Doch egal, ob Gedicht, Roman oder Essay, alle Werke von Krechel durchzieht eine besondere politisch-poetische Energie, eine mitreißende, jugendliche Dynamik, mit der sie auch ihr Gegenüber in der persönlichen Begegnung ansteckt. Sie verfügt über die wunderbare Fähigkeit zur offenen und ehrlichen Empörung, oder umgekehrt gesagt, über die Unfähigkeit, sich abzufinden mit unfreien, ungleichen Verhältnissen, auch wenn sie wie unveränderlich erscheinen mögen. Bei Krechel wird diese Empörung in Sprachkraft transformiert.

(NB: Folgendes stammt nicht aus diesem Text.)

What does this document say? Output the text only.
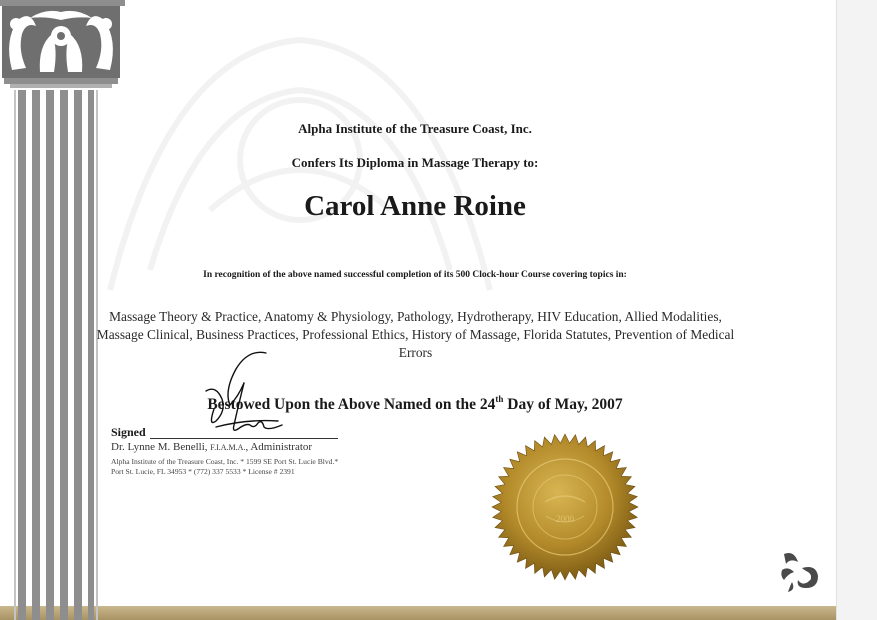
Alpha Institute of the Treasure Coast, Inc.

Confers Its Diploma in Massage Therapy to:

Carol Anne Roine

In recognition of the above named successful completion of its 500 Clock-hour Course covering topics in:

Massage Theory & Practice, Anatomy & Physiology, Pathology, Hydrotherapy, HIV Education, Allied Modalities, Massage Clinical, Business Practices, Professional Ethics, History of Massage, Florida Statutes, Prevention of Medical Errors

Bestowed Upon the Above Named on the 24th Day of May, 2007

Signed

Dr. Lynne M. Benelli, F.I.A.M.A., Administrator

Alpha Institute of the Treasure Coast, Inc. * 1599 SE Port St. Lucie Blvd.*

Port St. Lucie, FL 34953 * (772) 337 5533 * License # 2391

2000
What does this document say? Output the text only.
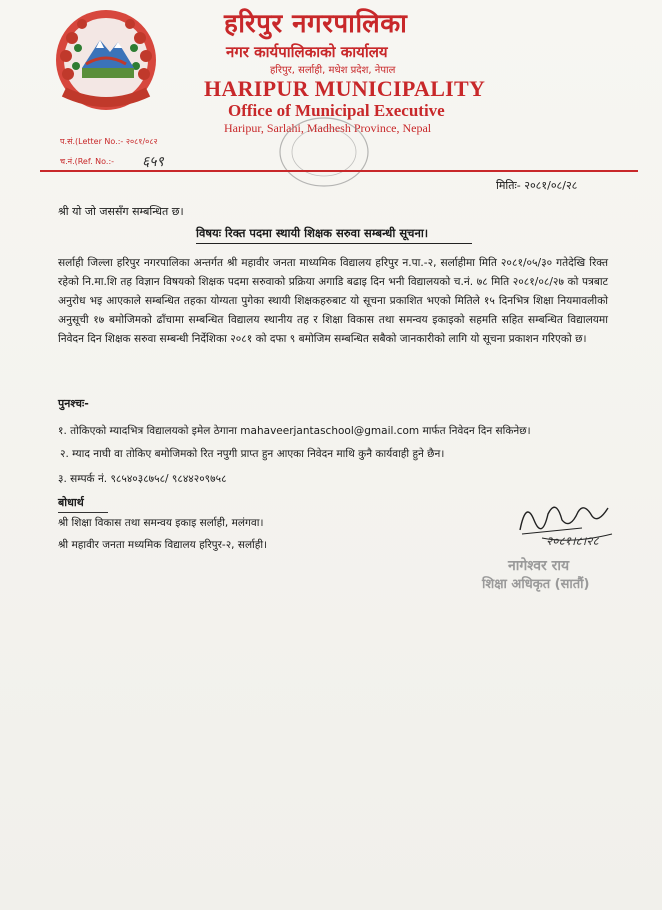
हरिपुर नगरपालिका
नगर कार्यपालिकाको कार्यालय
हरिपुर, सर्लाही, मधेश प्रदेश, नेपाल
HARIPUR MUNICIPALITY
Office of Municipal Executive
Haripur, Sarlahi, Madhesh Province, Nepal
प.सं.(Letter No.:- २०८१/०८२
च.नं.(Ref. No.:- ६५९
मितिः- २०८१/०८/२८
श्री यो जो जससँग सम्बन्धित छ।
विषयः रिक्त पदमा स्थायी शिक्षक सरुवा सम्बन्धी सूचना।
सर्लाही जिल्ला हरिपुर नगरपालिका अन्तर्गत श्री महावीर जनता माध्यमिक विद्यालय हरिपुर न.पा.-२, सर्लाहीमा मिति २०८१/०५/३० गतेदेखि रिक्त रहेको नि.मा.शि तह विज्ञान विषयको शिक्षक पदमा सरुवाको प्रक्रिया अगाडि बढाइ दिन भनी विद्यालयको च.नं. ७८ मिति २०८१/०८/२७ को पत्रबाट अनुरोध भइ आएकाले सम्बन्धित तहका योग्यता पुगेका स्थायी शिक्षकहरुबाट यो सूचना प्रकाशित भएको मितिले १५ दिनभित्र शिक्षा नियमावलीको अनुसूची १७ बमोजिमको ढाँचामा सम्बन्धित विद्यालय स्थानीय तह र शिक्षा विकास तथा समन्वय इकाइको सहमति सहित सम्बन्धित विद्यालयमा निवेदन दिन शिक्षक सरुवा सम्बन्धी निर्देशिका २०८१ को दफा ९ बमोजिम सम्बन्धित सबैको जानकारीको लागि यो सूचना प्रकाशन गरिएको छ।
पुनश्चः-
१. तोकिएको म्यादभित्र विद्यालयको इमेल ठेगाना mahaveerjantaschool@gmail.com मार्फत निवेदन दिन सकिनेछ।
२. म्याद नाघी वा तोकिए बमोजिमको रित नपुगी प्राप्त हुन आएका निवेदन माथि कुनै कार्यवाही हुने छैन।
३. सम्पर्क नं. ९८५४०३८७५८/ ९८४४२०९७५८
बोधार्थ
श्री शिक्षा विकास तथा समन्वय इकाइ सर्लाही, मलंगवा।
श्री महावीर जनता मध्यमिक विद्यालय हरिपुर-२, सर्लाही।	२०८१।८।२८
नागेश्वर राय
शिक्षा अधिकृत (सातौं)
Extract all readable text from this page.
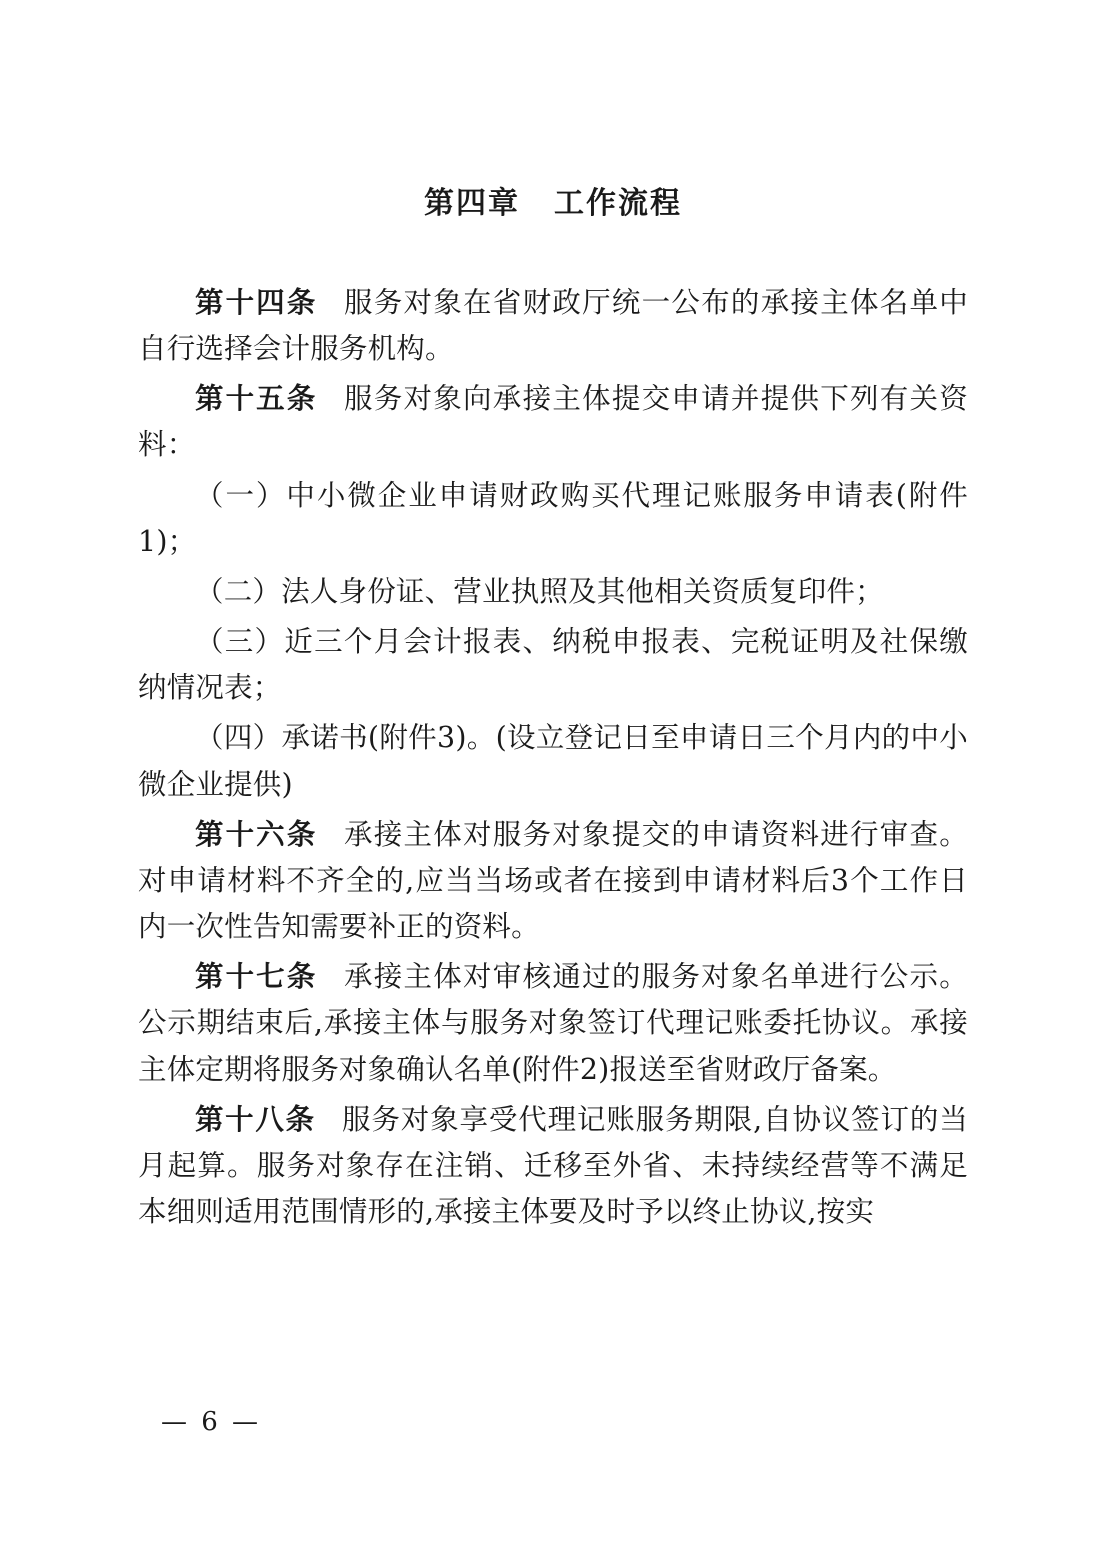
第四章 工作流程

第十四条 服务对象在省财政厅统一公布的承接主体名单中自行选择会计服务机构。

第十五条 服务对象向承接主体提交申请并提供下列有关资料：

（一）中小微企业申请财政购买代理记账服务申请表(附件1)；

（二）法人身份证、营业执照及其他相关资质复印件；

（三）近三个月会计报表、纳税申报表、完税证明及社保缴纳情况表；

（四）承诺书(附件3)。(设立登记日至申请日三个月内的中小微企业提供)

第十六条 承接主体对服务对象提交的申请资料进行审查。对申请材料不齐全的,应当当场或者在接到申请材料后3个工作日内一次性告知需要补正的资料。

第十七条 承接主体对审核通过的服务对象名单进行公示。公示期结束后,承接主体与服务对象签订代理记账委托协议。承接主体定期将服务对象确认名单(附件2)报送至省财政厅备案。

第十八条 服务对象享受代理记账服务期限,自协议签订的当月起算。服务对象存在注销、迁移至外省、未持续经营等不满足本细则适用范围情形的,承接主体要及时予以终止协议,按实

— 6 —
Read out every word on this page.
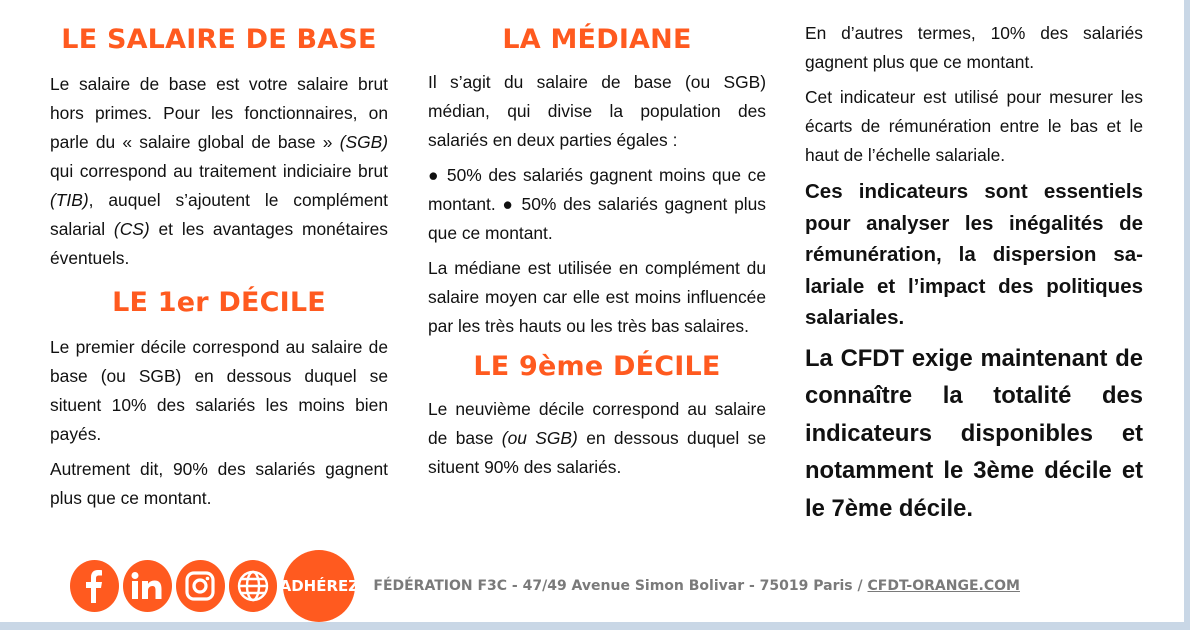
LE SALAIRE DE BASE

Le salaire de base est votre salaire brut hors primes. Pour les fonctionnaires, on parle du « salaire global de base » (SGB) qui correspond au traitement indiciaire brut (TIB), auquel s’ajoutent le complément salarial (CS) et les avantages monétaires éventuels.

LE 1er DÉCILE

Le premier décile correspond au salaire de base (ou SGB) en dessous duquel se situent 10% des salariés les moins bien payés.

Autrement dit, 90% des salariés gagnent plus que ce montant.

LA MÉDIANE

Il s’agit du salaire de base (ou SGB) médian, qui divise la population des salariés en deux parties égales :

● 50% des salariés gagnent moins que ce montant. ● 50% des salariés gagnent plus que ce montant.

La médiane est utilisée en complément du salaire moyen car elle est moins influencée par les très hauts ou les très bas salaires.

LE 9ème DÉCILE

Le neuvième décile correspond au salaire de base (ou SGB) en dessous duquel se situent 90% des salariés.

En d’autres termes, 10% des salariés gagnent plus que ce montant.

Cet indicateur est utilisé pour mesurer les écarts de rémunération entre le bas et le haut de l’échelle salariale.

Ces indicateurs sont essentiels pour analyser les inégalités de rémunération, la dispersion salariale et l’impact des politiques salariales.

La CFDT exige maintenant de connaître la totalité des indicateurs disponibles et notamment le 3ème décile et le 7ème décile.

ADHÉREZ FÉDÉRATION F3C - 47/49 Avenue Simon Bolivar - 75019 Paris / CFDT-ORANGE.COM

Seit Ende der 90er-Jahre lebt Krechel mit ihrem Mann Herbert Wiesner, Literaturkritiker und jahrzehntelangen Mitarbeiter der „Literarischen Welt“, in Berlin. Im Bayerischen Viertel in Schöneberg, wo sie wohnen, findet man buchstäblich auf Schritt und Tritt die Spuren der hier einst lebenden Verfolgten, Vertriebenen und Ermordeten, auch vor Krechels Haus liegt ein Stolperstein. Wenige Straßen weiter steht das „Judenhaus“, in dem die Dichterin Gertrud Kolmar vor ihrer Deportation nach Auschwitz lebte. Die Geister, die bösen und die guten, die sind hier und heute immer noch zu finden. In Ursula Krechels Werk werden sie aus der Unsichtbarkeit geholt.